Pourtant, certaines entreprises innovent avec succès. Il doit donc y avoir des situations qui justifient d'innover et d'autres qui justifient de ne pas le faire. Avant que les économistes puissent expliquer comment doser l'innovation dans chaque situation, il va sans doute falloir attendre. Mais rien n'interdit à un chef d'entreprise d'observer sa propre situation et de se poser des questions : "Est-ce que mon entreprise innove ? Innove-t-elle de manière originale ? Combien est-ce qu'elle investit dans l'innovation ? Et combien cela rapporte-t-il ?". La réponse à de telles questions permettrait sans doute de mieux piloter l'innovation de chaque entreprise.
Le point de vue des services publics
Les services publics cherchent à faire en sorte que les entreprises innovent. Elles subventionnent donc par diverses aides les entreprises qu'elles estiment innovantes.
Mais cette estimation est parfois difficile, et l'on entend dire que les grandes entreprises détournent certaines aides sans véritablement innover, alors que certaines PME innovantes n'en bénéficient pas ou mal (certains hubs sur Viadeo sont, de fait, consacrés à de telles plaintes).
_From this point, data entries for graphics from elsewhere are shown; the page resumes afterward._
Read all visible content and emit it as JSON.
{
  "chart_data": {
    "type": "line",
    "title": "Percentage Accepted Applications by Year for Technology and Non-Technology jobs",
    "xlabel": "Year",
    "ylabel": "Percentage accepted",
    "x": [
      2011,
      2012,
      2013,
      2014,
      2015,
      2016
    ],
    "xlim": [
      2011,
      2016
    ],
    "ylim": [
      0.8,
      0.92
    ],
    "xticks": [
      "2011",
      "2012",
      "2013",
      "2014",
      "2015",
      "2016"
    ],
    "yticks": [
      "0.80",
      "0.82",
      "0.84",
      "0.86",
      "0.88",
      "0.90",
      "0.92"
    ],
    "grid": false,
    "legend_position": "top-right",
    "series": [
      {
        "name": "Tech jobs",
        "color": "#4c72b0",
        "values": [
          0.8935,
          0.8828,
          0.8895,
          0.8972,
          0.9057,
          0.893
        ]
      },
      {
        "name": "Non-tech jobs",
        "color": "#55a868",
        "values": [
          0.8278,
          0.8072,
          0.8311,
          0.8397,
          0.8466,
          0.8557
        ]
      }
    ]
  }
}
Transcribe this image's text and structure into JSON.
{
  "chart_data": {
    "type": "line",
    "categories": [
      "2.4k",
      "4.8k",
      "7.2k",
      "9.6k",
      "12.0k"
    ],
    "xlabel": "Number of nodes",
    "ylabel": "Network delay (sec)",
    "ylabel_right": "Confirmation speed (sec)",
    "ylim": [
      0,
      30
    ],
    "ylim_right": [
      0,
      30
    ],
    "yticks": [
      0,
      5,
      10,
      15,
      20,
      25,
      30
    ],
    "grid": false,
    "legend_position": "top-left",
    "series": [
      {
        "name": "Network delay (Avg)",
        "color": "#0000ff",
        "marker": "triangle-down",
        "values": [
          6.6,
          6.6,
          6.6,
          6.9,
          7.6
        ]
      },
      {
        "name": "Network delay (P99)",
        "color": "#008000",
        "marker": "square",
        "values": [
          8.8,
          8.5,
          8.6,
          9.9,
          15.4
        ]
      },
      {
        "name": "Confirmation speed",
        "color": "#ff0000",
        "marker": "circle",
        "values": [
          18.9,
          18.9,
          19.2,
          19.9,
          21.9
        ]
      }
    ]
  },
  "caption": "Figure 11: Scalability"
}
De plus, la France semble assez peu capable de lancer des startups innovantes pour en faire des entreprises de taille mondiale comme Amazon par exemple.
Où fait-on fausse route ? Difficile à dire sans outils de diagnostic. Et si l'on ne choisit pas les bons, on risque de choisir la course au brevets. D'après ce document, le Japon est le pays qui dépose le plus de brevet par habitant et il en dépose plus du double par rapport aux États-Unis et près du triple par rapport à la France. Mais le Japon n'a pas pour autant l'économie la plus dynamique.
Avoir les bons indicateurs d'évaluation de l'innovation, c'est mieux dépenser l'argent public.
Le point de vue des investisseurs
Le cas des investisseurs est différent de celui des entreprises, bien qu'ils soient liés. Un investisseur qui injecte de l'argent dans une entreprise qu'il croit innovante fait un pari sur l'avenir : une entreprise innovante (au sens de l'innovation originale), qui prend des risques, a plus de potentiel de rapporter gros qu'une entreprise suiveuse, qui a contrario peut présenter l'avantage de la sécurité.
Mesurer l'innovation de l'entreprise est donc une manière de choisir ses placements.